Wednesday, January 28, 2004

Coynes Laundry - Marathon, FL


The humidity is suffocating. It's like breathing a hot milkshake. The line of dryer vents is not helping either, as they churn out hot air onto me as I sit on a creaky park bench in front of Coynes Laundry. My wife is inside dealing with eleven days of clothes and I'm keeping the bench down, staring across the hot four lanes of US-1, halfway between Miami and Key West, where we're headed for a 2 day break from Winnie and the Poets.

My wife joins me and we have the following stirring conversation:


Me: Jesus, it's hot.
Her: I don't think I can stay here if it's going to be this hot.
(Pause)
Me: Jesus, it's hot.

After that dies down, my wife spots a guy staggering alongside the highway. He's got a buzz cut, wearing jeans and a denim shirt and is lurching down the southbound shoulder while cars shoot past him. It's clear he's drunk. My wife taps me to get me to watch, and as soon as I look over at him he piles head first to the ground, rolling halfway over into the gravel shoulder just feet away from the paved surface.

In less than a minute a red pickup truck pulls off the road and a guy gets out and goes over to help. The drunk wants nothing to do with it. He's up again, staggering toward a convenience store while the samaritan walks alongside.

Finally the drunk goes down again, and this time it's for good. Two of the ladies doing their laundry come out and look across with us. "Is that Mike?" one of them says, and then she walks toward the road, sort of eyeing the scene.

The owner of the laundromat comes out and looks over, then looks at me. "Uh, a guy fell over and it might be Mike," I say.

"Oh, no," the owner says. "He just got out of jail last night."

We hear sirens. Two cop cars and one ambulance come from different directions. The samaritan turns things over and heads back to his truck. He waves over at us and one of the laundry ladies. She shrugs her shoulders and sort of waves. She doesn't know him.



The samartian pulls a u-turn and stops in front of us. He points at the one lady and says, "Hey, when did you get back into town?"

The lady is still a little confused, but says, "Last month."

"You don't remember me, do ya?" the guy says.

We're all standing there sort of playing along.

"It's Mikey," the samaritan tries. "Remember? Melon shooters? My brother's got an apartment above the Dive Shop?"

"Oh, yeah," the lady says, finally pulling in the signal. She winks at the laundry owner and then sidles over to the guy's truck to reacquaint. He pops his door open and I'm a big fan of his shirt full of pelicans and his neck full of chains.

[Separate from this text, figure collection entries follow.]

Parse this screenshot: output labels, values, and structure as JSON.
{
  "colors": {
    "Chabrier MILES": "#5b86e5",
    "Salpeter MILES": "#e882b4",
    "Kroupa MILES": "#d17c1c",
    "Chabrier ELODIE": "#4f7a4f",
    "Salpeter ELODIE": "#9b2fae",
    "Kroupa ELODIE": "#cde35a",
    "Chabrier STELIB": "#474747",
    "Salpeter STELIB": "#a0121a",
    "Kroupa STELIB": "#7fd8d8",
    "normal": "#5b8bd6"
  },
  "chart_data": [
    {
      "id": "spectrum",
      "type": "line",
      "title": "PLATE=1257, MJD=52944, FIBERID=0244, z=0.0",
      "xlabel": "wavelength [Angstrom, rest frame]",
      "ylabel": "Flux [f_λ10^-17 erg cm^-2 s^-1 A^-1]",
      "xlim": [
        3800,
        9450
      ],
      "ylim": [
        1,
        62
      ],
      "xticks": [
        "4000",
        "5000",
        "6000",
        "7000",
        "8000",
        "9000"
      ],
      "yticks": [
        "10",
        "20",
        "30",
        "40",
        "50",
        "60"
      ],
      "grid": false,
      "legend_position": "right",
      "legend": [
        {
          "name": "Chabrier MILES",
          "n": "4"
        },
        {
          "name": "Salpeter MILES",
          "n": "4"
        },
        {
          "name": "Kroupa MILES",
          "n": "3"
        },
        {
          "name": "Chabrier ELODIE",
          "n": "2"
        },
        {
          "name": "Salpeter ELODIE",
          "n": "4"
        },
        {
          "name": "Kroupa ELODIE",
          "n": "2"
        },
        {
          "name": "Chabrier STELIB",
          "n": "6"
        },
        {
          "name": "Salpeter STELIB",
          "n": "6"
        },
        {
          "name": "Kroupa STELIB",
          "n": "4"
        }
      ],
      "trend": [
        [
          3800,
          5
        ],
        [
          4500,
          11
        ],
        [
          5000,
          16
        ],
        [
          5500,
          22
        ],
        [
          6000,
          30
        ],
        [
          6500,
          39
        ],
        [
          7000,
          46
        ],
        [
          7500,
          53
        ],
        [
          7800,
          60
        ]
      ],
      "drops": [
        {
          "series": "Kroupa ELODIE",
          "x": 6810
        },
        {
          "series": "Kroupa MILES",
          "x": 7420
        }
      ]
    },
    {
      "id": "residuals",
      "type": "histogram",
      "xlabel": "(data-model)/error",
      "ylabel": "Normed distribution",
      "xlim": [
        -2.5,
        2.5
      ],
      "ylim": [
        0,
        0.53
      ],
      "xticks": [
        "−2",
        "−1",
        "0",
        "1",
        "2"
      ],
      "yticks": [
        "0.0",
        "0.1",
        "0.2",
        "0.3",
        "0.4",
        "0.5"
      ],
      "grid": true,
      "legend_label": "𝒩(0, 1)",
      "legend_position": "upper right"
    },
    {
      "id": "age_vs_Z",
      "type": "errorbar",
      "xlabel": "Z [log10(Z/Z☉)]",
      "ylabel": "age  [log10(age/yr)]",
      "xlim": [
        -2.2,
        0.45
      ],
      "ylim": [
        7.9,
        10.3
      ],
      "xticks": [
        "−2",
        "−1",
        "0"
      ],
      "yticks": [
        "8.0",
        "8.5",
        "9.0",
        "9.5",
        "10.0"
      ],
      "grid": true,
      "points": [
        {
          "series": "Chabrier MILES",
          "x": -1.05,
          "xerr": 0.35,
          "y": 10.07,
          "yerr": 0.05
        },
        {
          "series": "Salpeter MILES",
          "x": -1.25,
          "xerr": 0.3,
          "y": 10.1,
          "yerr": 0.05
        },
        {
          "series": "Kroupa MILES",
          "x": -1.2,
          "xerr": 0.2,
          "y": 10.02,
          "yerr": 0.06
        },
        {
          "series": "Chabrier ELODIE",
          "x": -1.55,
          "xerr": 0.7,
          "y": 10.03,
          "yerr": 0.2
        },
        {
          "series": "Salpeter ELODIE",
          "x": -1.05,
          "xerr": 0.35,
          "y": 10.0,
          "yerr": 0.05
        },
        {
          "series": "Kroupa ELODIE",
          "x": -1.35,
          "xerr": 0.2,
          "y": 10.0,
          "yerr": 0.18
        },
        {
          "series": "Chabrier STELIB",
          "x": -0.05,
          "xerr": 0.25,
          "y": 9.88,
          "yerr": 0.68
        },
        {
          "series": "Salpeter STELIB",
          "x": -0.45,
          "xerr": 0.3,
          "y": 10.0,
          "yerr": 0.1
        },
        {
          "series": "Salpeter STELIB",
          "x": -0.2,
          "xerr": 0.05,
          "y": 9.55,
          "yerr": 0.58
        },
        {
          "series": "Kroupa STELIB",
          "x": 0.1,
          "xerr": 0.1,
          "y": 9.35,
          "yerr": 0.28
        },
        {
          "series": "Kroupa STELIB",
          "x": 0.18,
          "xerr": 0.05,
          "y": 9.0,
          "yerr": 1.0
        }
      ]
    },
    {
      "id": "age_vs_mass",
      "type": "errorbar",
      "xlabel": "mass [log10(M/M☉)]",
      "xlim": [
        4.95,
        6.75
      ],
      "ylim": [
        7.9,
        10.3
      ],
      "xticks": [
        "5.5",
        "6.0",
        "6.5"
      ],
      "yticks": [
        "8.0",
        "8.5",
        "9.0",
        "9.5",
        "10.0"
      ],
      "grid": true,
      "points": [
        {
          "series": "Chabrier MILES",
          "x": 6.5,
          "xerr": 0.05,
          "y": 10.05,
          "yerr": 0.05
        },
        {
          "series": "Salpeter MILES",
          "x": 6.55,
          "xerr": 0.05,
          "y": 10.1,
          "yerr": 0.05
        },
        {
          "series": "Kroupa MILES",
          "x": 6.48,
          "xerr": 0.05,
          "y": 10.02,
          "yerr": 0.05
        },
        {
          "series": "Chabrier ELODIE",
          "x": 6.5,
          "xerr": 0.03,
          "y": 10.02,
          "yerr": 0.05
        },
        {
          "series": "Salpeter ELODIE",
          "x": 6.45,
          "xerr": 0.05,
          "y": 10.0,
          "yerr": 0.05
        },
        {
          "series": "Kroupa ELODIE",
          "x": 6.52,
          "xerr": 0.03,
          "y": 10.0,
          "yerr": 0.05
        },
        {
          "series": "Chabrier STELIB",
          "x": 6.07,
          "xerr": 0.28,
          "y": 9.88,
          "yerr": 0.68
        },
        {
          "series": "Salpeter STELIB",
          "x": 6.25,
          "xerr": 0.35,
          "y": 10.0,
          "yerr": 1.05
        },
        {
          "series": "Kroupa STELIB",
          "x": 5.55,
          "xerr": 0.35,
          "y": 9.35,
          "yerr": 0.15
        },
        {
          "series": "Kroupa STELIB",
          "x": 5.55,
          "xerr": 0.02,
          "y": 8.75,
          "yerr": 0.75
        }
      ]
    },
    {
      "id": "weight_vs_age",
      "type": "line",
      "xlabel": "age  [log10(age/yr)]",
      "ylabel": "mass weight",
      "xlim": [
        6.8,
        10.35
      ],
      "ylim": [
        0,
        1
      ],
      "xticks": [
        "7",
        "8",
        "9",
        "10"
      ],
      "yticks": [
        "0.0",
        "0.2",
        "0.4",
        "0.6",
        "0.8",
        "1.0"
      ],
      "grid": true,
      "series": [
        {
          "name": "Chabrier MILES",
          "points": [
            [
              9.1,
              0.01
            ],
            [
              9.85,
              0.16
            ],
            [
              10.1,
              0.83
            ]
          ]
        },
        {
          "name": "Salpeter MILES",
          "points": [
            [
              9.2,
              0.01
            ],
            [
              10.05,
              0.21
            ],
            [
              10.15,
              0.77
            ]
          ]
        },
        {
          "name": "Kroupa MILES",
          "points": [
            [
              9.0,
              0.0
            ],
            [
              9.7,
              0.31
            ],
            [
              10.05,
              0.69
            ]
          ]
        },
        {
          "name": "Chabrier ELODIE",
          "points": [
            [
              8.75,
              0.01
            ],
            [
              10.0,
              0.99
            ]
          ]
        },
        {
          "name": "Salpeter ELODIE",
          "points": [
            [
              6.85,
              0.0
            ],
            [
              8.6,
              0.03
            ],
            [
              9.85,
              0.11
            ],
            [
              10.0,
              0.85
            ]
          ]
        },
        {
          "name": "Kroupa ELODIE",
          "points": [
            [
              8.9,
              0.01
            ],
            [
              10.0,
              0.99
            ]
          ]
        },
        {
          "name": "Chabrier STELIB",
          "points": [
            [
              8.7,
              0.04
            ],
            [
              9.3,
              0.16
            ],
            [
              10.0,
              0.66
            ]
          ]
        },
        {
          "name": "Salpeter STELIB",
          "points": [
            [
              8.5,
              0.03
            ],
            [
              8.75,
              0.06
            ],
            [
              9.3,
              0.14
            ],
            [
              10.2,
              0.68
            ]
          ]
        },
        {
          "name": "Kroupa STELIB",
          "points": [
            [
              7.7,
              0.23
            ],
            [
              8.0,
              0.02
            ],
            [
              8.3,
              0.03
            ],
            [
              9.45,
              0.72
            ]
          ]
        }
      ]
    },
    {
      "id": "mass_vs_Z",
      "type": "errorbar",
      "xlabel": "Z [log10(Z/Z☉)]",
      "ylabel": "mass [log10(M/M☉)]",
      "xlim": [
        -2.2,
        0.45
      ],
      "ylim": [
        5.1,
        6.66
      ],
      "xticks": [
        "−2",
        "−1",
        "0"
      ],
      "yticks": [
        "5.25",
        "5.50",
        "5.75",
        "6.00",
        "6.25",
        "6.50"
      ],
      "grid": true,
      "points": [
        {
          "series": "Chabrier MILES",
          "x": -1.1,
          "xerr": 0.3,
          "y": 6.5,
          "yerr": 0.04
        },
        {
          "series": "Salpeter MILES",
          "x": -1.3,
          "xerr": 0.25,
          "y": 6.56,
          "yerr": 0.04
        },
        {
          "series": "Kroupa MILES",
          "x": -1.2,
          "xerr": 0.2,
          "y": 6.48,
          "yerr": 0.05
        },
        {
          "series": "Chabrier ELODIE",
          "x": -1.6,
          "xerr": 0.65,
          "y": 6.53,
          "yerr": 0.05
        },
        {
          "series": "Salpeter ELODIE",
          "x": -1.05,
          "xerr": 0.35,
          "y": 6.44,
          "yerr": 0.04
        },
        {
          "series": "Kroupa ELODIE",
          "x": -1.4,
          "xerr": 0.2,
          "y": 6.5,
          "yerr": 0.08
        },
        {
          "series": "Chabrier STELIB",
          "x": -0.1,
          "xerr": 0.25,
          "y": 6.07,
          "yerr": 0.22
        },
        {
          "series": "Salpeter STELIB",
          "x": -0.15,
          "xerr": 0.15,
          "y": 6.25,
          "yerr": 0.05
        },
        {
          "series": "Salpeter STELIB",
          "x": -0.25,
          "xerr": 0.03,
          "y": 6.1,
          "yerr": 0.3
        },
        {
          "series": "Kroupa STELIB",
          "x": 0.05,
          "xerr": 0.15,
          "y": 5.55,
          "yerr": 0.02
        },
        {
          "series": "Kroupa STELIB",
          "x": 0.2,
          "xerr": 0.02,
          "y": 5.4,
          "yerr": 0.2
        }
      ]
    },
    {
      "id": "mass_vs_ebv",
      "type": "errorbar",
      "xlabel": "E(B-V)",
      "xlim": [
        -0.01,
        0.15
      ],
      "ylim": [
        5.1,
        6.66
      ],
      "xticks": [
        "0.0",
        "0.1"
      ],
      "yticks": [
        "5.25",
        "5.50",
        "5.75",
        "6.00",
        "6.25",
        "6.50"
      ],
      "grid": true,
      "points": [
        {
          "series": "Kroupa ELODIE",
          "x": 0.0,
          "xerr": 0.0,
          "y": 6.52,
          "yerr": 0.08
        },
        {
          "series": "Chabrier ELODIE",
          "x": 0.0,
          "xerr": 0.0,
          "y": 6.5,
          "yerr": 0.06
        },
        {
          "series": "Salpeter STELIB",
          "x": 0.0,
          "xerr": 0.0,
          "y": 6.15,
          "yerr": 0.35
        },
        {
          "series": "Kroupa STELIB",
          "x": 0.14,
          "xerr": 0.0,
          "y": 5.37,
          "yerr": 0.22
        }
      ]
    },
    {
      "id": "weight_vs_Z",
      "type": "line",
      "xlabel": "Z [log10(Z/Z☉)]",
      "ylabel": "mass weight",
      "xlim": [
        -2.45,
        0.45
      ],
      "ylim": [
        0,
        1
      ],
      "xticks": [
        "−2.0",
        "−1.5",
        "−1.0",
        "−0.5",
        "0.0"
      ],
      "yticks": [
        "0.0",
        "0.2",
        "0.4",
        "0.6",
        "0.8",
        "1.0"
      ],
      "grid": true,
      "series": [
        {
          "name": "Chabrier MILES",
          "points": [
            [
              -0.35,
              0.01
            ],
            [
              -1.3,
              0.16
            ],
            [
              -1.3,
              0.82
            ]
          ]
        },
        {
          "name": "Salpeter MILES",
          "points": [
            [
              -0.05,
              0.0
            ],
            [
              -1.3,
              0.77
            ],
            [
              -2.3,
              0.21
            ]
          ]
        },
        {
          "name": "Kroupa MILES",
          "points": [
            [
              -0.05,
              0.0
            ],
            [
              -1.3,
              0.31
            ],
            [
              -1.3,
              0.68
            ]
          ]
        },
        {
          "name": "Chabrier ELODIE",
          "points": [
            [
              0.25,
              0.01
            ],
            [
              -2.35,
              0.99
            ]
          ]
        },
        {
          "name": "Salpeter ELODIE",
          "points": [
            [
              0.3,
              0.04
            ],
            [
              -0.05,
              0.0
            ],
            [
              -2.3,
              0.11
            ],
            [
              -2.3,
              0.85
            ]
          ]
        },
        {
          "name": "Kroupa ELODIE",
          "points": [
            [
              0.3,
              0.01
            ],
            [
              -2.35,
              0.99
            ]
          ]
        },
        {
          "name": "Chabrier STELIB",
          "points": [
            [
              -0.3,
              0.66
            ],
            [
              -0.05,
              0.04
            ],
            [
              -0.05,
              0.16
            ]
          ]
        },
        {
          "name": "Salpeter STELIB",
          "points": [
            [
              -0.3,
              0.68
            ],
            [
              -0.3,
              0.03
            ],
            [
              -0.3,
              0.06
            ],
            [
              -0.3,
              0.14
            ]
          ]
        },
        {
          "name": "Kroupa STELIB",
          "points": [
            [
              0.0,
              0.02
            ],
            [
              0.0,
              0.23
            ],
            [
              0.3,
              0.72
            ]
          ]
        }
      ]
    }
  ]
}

The lady who originally walked away to check out things walks back to all of us. "Yep, it's Mike. It looks like he tied one on last night."

"He's a homeless guy who lives under the bridge down there," the owner says. "He comes around here a lot.

Another thin guy in jeans and a t-shirt is sort of sneaking up on the ambulance, looking things over, steering clear but trying to see what's up.

"That's Mike's buddy," the owner says. "They hang out together. They're good pals."

We all stand there a bit longer and the humidity starts to get to me again. My big head is sweaty, beads rolling down onto my nose.

Mike gets loaded into the ambulance and a dryer buzzes inside. My wife and I look at each other and we go inside to fold.





Tuesday, January 27, 2004

Campbell McGrath - Miami Beach, FL



Campbell and I are standing in front of his gorgeous garden home plugged serenely in a bucolic neighborhood in Miami Beach. He shows me two trees in his front yard, both planted and grown by him over the past ten years. One is a Royal Palm that is as big around as two bulldogs and must approach 40 feet. It started as a stalk, not even waist high. The other palm is a little shorter, but thicker, and grown from a coconut that Campbell stuck in the ground ten years ago. I could maybe hit a golf ball over it if I had a full case of Red Bull. I wonder if it takes any particular skill to grow palms like this, but don't want to ask. Perhaps all it takes is sandy soil and the ever present humidity that makes even a cool morning like this feel sticky.

We go in Campbell's bright yellow home - under a pretty arch, scooting past his sons' skateboards - and sit in the front room, the outside air wafting in through two elephant-eye-high gated windows that are open to the street.

Campbell's a Chicago transplant, but he's fully at home in Florida now after a decade. He's happy to call himself an urban poet, and his work has long explored the commercial landscape of America, the strip malls and convenience stores that are undeniable cultural and physical landmarks.

We talk about South Florida, a region that Campbell says is distincly Latin, not like the American South at all. He's interested in it and his bilingual students who come to him with a dense melange of cultures. Campbell tells me that Florida's culture is something he went in search of when he first moved here, but he found it missing. It's as if the place developed and grew without a record being made of its spurts.

When we finish, we go stand outside and Campbell points out some other trees opposite his house, 90 years old, original residents of the neighborhood. He asks about our plans, which include a brief vacation from the trip - a two night stay down in Key West - and we say goodbye.